このルールは主に戦争の方針を定めたものであり、大まかに分けると、二国間で戦略マップ半分の領域を使いつつ戦争を行う通常戦、二国間にて戦場を一カ所に限定して行う遭遇戦、四国が中央の戦術マップにて一斉に戦争するE4指定戦、従来通り戦略マップ全域を使って四国での戦争を行う乱戦の四つ。これらは当事国同士の外交役と呼ばれるプレイヤー同士の話し合われ、主にその時ログインしているプレイヤーの人数を考慮して決定される。
これら以外にも細かく分けると更に幾つか細かい戦争方法があり、またこういったユーザー主導のスタイルが更に増長され、後に戦争以外のことに関しても幾つかの決め事が作られた。これにはゲーム内にプレイヤーがある程度の地位と権力を確立できる、政治制度を模したシステムが存在する事も一つの原因となっており、この事は後々新規プレイヤーと古参プレイヤーとの間に大きな確執を生む遠因、或いは直接の原因となった。
特に無料化以後の新規プレイヤーの中にはこのローカルルールについて戸惑いを隠せない者も少なくなかった模様で、無料化後ユーザー数が一時的に増えた後、再び減少してしまったのはローカルルールのせいだ、と批判する者もいた。

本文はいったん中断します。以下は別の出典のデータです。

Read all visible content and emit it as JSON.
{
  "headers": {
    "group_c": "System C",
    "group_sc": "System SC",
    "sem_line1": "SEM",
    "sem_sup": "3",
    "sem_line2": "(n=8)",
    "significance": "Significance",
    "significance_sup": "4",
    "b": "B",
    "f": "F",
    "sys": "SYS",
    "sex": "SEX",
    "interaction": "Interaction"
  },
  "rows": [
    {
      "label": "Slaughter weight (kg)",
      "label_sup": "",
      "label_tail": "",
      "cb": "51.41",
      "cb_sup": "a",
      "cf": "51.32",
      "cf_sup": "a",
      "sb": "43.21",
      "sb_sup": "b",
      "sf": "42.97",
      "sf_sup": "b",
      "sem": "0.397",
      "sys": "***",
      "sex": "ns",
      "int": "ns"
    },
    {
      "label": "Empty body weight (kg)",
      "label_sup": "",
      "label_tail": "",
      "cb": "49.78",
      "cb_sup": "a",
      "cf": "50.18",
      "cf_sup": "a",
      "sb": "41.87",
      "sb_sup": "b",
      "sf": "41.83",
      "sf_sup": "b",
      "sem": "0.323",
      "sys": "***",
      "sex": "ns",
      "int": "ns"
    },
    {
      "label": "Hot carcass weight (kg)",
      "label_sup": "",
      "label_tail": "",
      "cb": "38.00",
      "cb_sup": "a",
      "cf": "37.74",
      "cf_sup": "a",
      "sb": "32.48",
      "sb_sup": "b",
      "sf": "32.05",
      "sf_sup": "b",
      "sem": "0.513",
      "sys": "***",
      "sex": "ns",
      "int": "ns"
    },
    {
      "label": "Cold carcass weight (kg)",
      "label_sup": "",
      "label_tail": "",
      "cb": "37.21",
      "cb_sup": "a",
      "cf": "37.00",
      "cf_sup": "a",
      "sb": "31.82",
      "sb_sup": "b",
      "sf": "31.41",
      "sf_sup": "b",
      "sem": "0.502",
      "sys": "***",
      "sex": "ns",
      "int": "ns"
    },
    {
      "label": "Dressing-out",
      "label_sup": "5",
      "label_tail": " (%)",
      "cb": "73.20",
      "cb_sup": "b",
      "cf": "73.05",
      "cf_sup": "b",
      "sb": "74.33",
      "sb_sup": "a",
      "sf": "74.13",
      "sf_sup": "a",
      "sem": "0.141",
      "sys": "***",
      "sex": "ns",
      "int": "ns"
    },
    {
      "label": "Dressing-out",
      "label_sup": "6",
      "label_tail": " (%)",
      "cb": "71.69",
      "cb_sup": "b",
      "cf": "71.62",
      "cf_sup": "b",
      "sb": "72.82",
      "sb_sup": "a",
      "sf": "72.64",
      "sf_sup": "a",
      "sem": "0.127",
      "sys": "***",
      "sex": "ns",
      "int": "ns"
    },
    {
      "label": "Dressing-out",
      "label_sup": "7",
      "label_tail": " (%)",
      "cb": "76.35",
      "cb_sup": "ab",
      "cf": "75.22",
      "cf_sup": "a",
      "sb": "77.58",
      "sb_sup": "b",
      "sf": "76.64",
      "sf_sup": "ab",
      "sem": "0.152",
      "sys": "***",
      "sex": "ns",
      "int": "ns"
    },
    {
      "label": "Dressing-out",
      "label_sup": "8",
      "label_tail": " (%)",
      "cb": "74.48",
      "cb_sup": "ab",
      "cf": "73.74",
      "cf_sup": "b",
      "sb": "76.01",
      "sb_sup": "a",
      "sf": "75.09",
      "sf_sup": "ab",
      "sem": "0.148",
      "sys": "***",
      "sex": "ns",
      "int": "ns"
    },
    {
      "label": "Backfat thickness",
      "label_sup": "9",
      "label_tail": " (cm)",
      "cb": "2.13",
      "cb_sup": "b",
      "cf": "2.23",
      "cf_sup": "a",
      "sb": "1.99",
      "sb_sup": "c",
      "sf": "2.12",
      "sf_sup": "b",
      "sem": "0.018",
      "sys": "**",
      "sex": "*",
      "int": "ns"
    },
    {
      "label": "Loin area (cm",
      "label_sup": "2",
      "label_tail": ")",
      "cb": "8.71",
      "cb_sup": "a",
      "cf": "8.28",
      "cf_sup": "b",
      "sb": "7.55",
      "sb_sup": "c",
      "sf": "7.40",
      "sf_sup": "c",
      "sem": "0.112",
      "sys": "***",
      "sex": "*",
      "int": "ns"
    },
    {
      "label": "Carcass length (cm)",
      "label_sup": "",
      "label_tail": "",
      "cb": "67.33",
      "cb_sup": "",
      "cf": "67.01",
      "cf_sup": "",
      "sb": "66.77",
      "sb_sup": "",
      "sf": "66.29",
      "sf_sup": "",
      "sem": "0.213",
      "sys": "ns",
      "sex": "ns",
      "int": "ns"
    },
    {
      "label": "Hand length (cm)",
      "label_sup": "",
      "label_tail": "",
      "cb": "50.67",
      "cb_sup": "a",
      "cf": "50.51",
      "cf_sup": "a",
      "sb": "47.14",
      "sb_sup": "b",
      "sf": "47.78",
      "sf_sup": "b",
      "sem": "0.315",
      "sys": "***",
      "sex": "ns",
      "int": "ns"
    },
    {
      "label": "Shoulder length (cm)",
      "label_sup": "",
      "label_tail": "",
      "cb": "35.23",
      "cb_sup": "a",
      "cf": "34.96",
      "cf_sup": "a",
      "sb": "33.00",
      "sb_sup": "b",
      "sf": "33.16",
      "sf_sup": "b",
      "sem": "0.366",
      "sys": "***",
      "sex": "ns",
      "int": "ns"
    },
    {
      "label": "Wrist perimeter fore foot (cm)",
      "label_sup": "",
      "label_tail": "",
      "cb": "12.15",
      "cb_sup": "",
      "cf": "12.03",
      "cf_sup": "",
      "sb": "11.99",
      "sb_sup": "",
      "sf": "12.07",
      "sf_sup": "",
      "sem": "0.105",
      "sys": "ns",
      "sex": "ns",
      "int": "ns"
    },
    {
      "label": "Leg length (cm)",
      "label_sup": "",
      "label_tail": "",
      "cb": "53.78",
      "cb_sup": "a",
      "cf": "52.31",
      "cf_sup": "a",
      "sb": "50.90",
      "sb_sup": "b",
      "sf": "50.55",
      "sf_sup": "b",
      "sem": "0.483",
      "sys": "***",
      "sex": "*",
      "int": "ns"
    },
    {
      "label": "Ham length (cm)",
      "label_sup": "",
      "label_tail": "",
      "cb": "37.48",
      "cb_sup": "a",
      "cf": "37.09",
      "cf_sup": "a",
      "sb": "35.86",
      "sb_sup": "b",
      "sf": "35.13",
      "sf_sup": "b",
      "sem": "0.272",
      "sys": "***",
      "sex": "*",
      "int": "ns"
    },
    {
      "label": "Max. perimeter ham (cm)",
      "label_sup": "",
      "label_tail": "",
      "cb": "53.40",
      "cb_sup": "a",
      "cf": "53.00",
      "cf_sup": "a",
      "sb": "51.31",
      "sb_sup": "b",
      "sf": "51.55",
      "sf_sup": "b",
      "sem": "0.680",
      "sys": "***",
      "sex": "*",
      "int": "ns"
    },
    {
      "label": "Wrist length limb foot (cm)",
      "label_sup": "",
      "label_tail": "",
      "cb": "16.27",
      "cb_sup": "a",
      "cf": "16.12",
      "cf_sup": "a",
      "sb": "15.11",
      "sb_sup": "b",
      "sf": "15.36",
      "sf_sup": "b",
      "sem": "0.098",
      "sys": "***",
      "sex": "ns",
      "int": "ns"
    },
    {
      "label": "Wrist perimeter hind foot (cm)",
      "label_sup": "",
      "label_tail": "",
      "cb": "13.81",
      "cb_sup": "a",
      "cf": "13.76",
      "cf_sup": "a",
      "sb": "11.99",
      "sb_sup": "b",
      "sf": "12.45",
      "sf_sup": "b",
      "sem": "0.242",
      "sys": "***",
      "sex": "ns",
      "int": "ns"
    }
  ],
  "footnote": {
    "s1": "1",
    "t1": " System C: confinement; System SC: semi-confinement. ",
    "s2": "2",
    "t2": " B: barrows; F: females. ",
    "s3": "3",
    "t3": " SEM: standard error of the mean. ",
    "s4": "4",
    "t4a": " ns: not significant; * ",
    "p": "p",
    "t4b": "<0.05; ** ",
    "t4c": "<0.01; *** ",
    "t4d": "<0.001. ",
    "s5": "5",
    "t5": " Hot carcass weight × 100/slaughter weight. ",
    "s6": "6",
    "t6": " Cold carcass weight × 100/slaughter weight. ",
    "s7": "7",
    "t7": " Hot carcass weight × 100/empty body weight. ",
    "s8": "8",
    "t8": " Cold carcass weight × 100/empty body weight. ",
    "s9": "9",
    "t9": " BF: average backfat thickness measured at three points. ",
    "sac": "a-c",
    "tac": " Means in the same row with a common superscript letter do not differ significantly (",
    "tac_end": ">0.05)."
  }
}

但しこれは無料化以後の一部プレイヤーがローカルルールを履き違えて推進してしまったためだ、という反論もなされており、真偽の程は不明である。
[編集] 問題点
無料化する前に大きく人数の減少した時期があった。 メンテナンス後に一部の人にキャラクターデータの消滅があり 種類もさまざまにユニットデータ、キャラクターステータス、勲章、人によってはIDそのものが消えた事もあった。
そこのとにネクソンジャパンは何ら告知・謝罪・復旧・保障が発表されることはなく、多くの人が去って人数減少に拍車をかけることになった。